学年2位だと「1位じゃないの?」と怒られる
母親が教育熱心だったのは、自分ができなかったことを投影する思いもあったようだ。
「大人になってから知ったんですが、付属小学校には母の姉の伯母も通っていたんです。母は合格できず、小学生の間もずっと転入試験を受けたけど叶わなかったそうです。そんなコンプレックスのせいか、余計、私に期待したのかもしれません。私から学校生活や友達の話を聞くのが大好きで、もうウザいくらいでしたから」
もうひとつ、母親が過剰な教育を強いていた理由を鈴木さんはこう推測する。
「母からはとにかく『全部の習い事で1位になりなさい』って言われてました。もちろんそんなことはできないんですが、たとえば習字では佳作や金賞でもすごく怒られました。母はガミガミ怒るタイプじゃなく、なんというか、不機嫌になって圧をかけてくるんです。

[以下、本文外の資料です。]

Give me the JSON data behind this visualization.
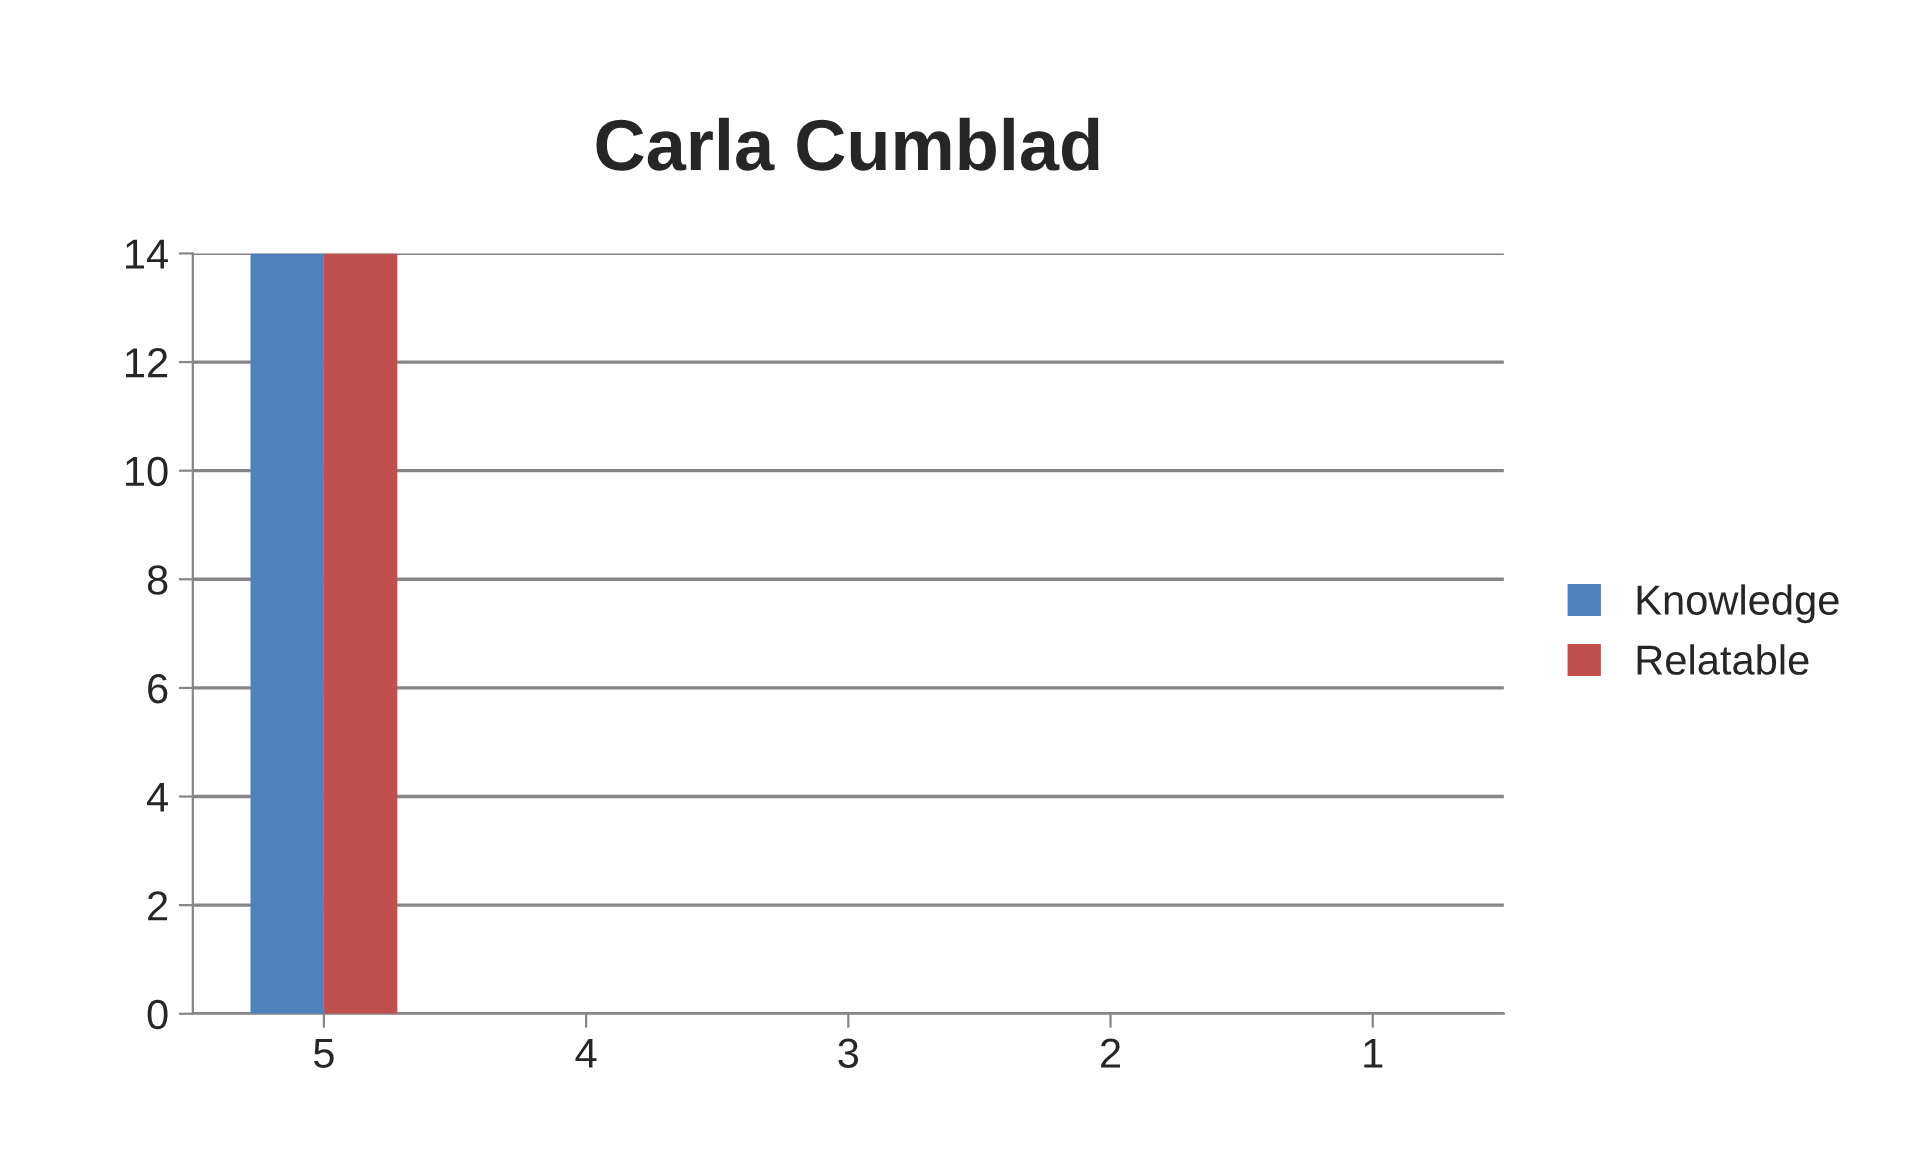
{
  "chart_data": {
    "type": "bar",
    "title": "Carla Cumblad",
    "categories": [
      "5",
      "4",
      "3",
      "2",
      "1"
    ],
    "series": [
      {
        "name": "Knowledge",
        "color": "#4f81bd",
        "values": [
          14,
          0,
          0,
          0,
          0
        ]
      },
      {
        "name": "Relatable",
        "color": "#c0504d",
        "values": [
          14,
          0,
          0,
          0,
          0
        ]
      }
    ],
    "ylim": [
      0,
      14
    ],
    "yticks": [
      0,
      2,
      4,
      6,
      8,
      10,
      12,
      14
    ],
    "grid": "y",
    "legend": "right"
  }
}
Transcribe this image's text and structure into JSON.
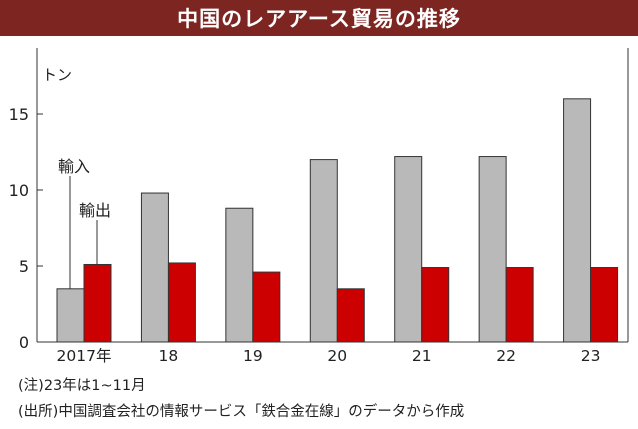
{
  "title": "中国のレアアース貿易の推移",
  "notes": [
    "(注)23年は1~11月",
    "(出所)中国調査会社の情報サービス「鉄合金在線」のデータから作成"
  ],
  "chart_data": {
    "type": "bar",
    "ylabel": "トン",
    "categories": [
      "2017年",
      "18",
      "19",
      "20",
      "21",
      "22",
      "23"
    ],
    "series": [
      {
        "name": "輸入",
        "color": "#b9b9b9",
        "values": [
          3.5,
          9.8,
          8.8,
          12.0,
          12.2,
          12.2,
          16.0
        ]
      },
      {
        "name": "輸出",
        "color": "#cc0000",
        "values": [
          5.1,
          5.2,
          4.6,
          3.5,
          4.9,
          4.9,
          4.9
        ]
      }
    ],
    "ylim": [
      0,
      19
    ],
    "yticks": [
      0,
      5,
      10,
      15
    ],
    "grid": false,
    "legend": "annotated"
  }
}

3年生の時にバトンで西日本エリアの大会に進めなかった時には本気で寝込んでいましたからね。しかも私が『ごめんな』って謝っても、『もう私は死ぬけん』とか小学生の私に言うんですよ。次の日、心配になって小学校の公衆電話から家にいる母に電話をしたことを覚えています。

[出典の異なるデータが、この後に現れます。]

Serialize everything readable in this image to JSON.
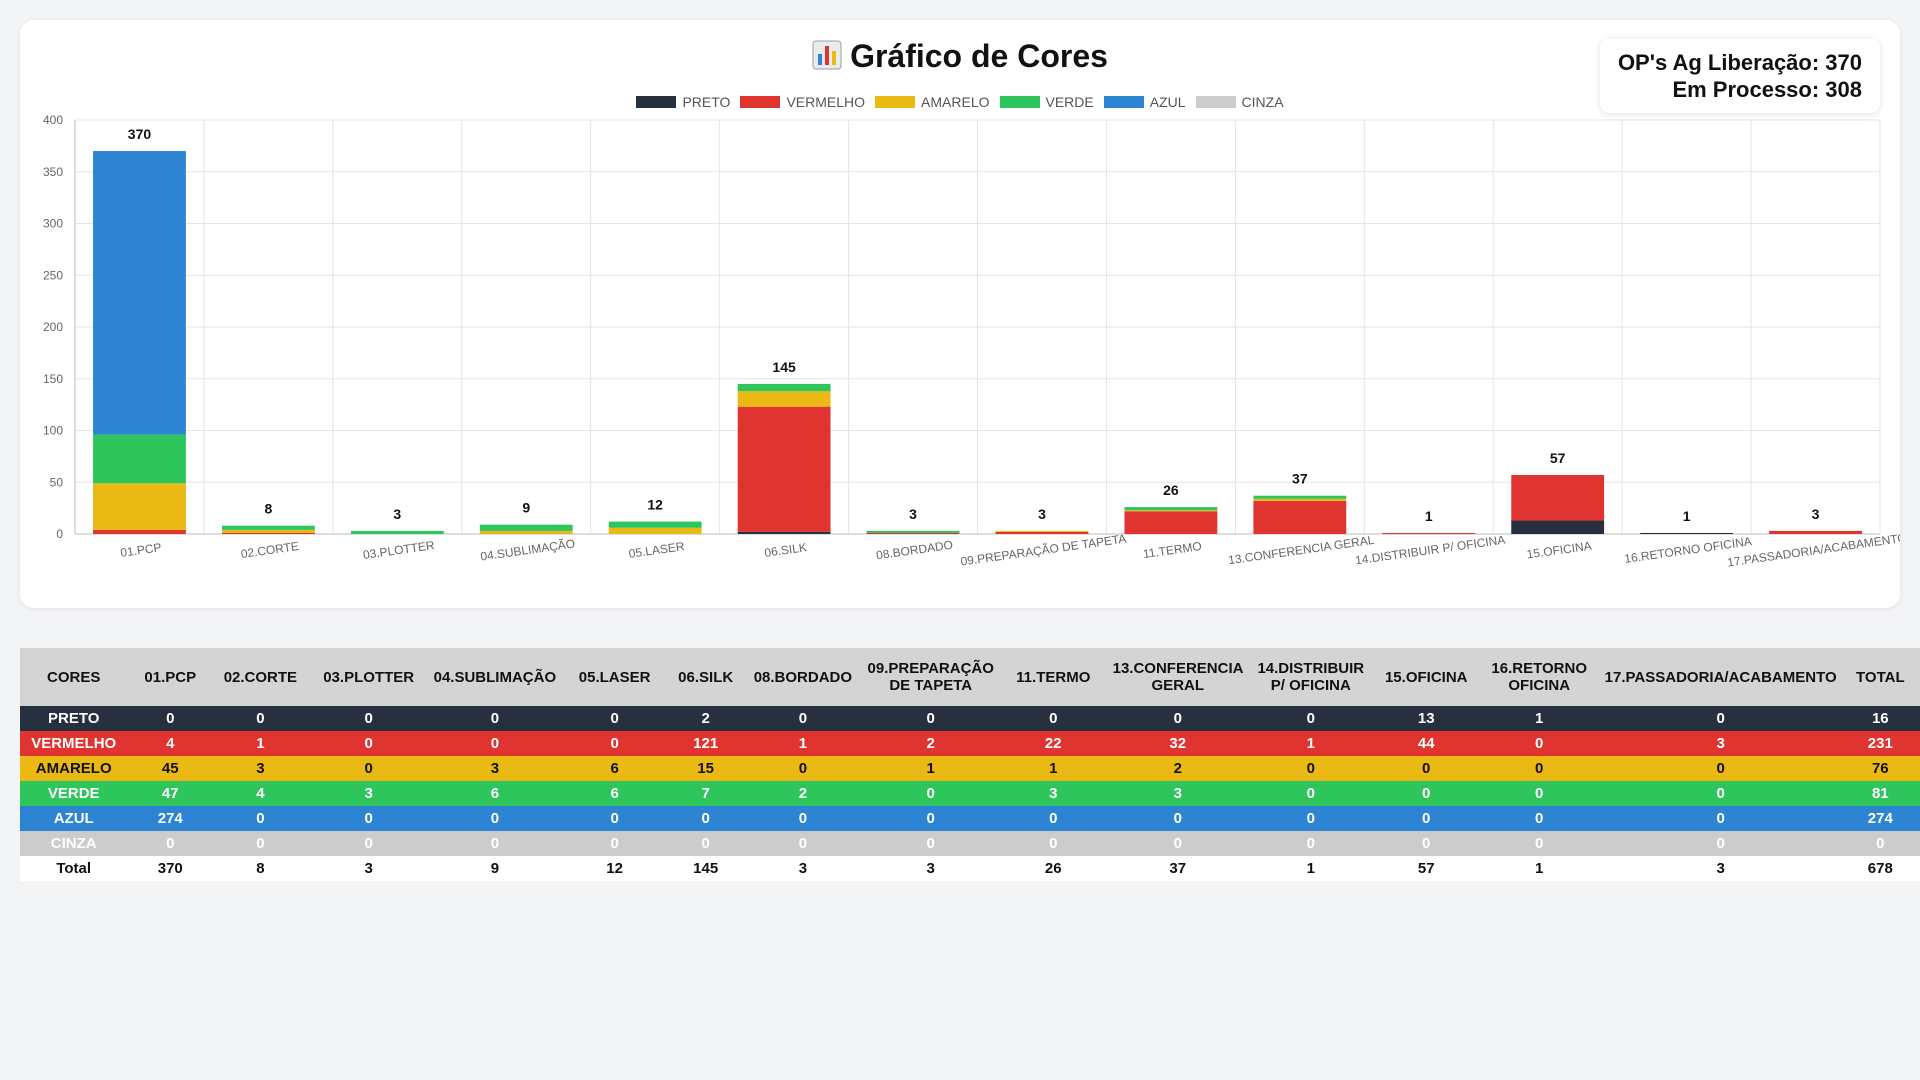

見かねた伯母が、母に『そんなに全部が全部は無理だよ』って言ってくれてたんですが、自分で経験していない母は勉強の大変さを分かってくれなかった。それでも私にとっては母が世界のすべてでしたから、子供ながらに何とかしなきゃって思ってたんです。今思うと、母は別れた父に対して、『一人でも立派に子育てはできてますよ』って伝えようとしていたのかもしれません。田舎ではバトンとかの小さな大会でも結果が名前入りで新聞に載ったりしますからね」
そのまま中学校に内部進学した鈴木さんは、部活動で全国クラスの強豪だった合唱部に入部する。他の習い事は継続していたが、才能がないと見切りをつけられたのか、一番続けたいと思っていたバトンとバレエをやめさせられ、代わって声楽(オペラ)の教室が習い事に加わった。

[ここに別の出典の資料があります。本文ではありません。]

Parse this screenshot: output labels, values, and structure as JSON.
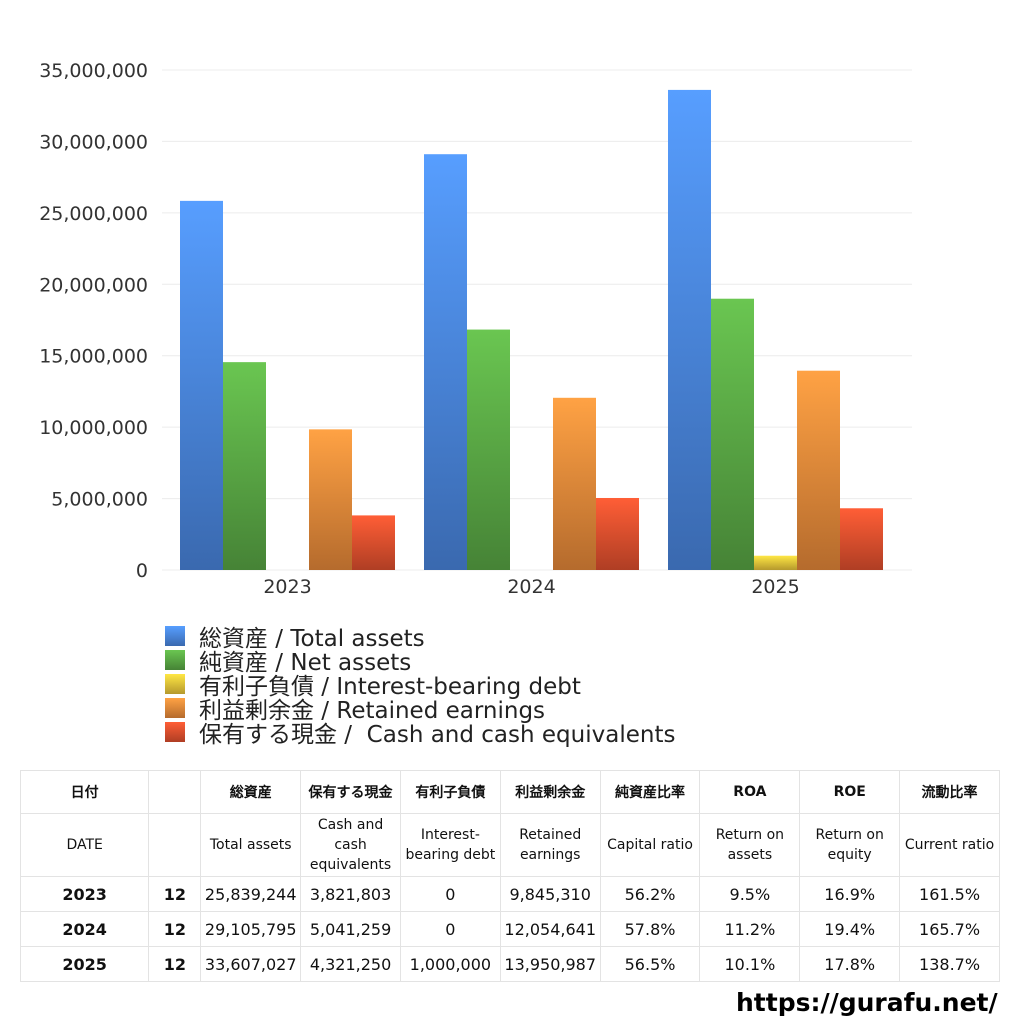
{
  "chart_data": {
    "type": "bar",
    "categories": [
      "2023",
      "2024",
      "2025"
    ],
    "series": [
      {
        "name": "総資産 / Total assets",
        "color": "#4a86e0",
        "values": [
          25839244,
          29105795,
          33607027
        ]
      },
      {
        "name": "純資産 / Net assets",
        "color": "#5aa845",
        "values": [
          14550000,
          16830000,
          18990000
        ]
      },
      {
        "name": "有利子負債 / Interest-bearing debt",
        "color": "#e8c43a",
        "values": [
          0,
          0,
          1000000
        ]
      },
      {
        "name": "利益剰余金 / Retained earnings",
        "color": "#e8893a",
        "values": [
          9845310,
          12054641,
          13950987
        ]
      },
      {
        "name": "保有する現金 /  Cash and cash equivalents",
        "color": "#e0502e",
        "values": [
          3821803,
          5041259,
          4321250
        ]
      }
    ],
    "yticks": [
      "0",
      "5,000,000",
      "10,000,000",
      "15,000,000",
      "20,000,000",
      "25,000,000",
      "30,000,000",
      "35,000,000"
    ],
    "ylim": [
      0,
      35000000
    ],
    "grid": true,
    "legend_position": "bottom"
  },
  "table": {
    "header_jp": [
      "日付",
      "",
      "総資産",
      "保有する現金",
      "有利子負債",
      "利益剰余金",
      "純資産比率",
      "ROA",
      "ROE",
      "流動比率"
    ],
    "header_en": [
      "DATE",
      "",
      "Total assets",
      "Cash and cash equivalents",
      "Interest-bearing debt",
      "Retained earnings",
      "Capital ratio",
      "Return on assets",
      "Return on equity",
      "Current ratio"
    ],
    "rows": [
      [
        "2023",
        "12",
        "25,839,244",
        "3,821,803",
        "0",
        "9,845,310",
        "56.2%",
        "9.5%",
        "16.9%",
        "161.5%"
      ],
      [
        "2024",
        "12",
        "29,105,795",
        "5,041,259",
        "0",
        "12,054,641",
        "57.8%",
        "11.2%",
        "19.4%",
        "165.7%"
      ],
      [
        "2025",
        "12",
        "33,607,027",
        "4,321,250",
        "1,000,000",
        "13,950,987",
        "56.5%",
        "10.1%",
        "17.8%",
        "138.7%"
      ]
    ]
  },
  "footer": {
    "url": "https://gurafu.net/"
  }
}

ちなみに勉強は期待されたほどの結果は残せていなかったが、学年では中位以上で、英語に関しては学年トップクラス。それでも母親は、英語が学年2位だと「1位じゃないの?」と怒り、1位を取っても「全科目総合では80位? もっと頑張れるんじゃない」と、常に足りない点を指摘され続けたという。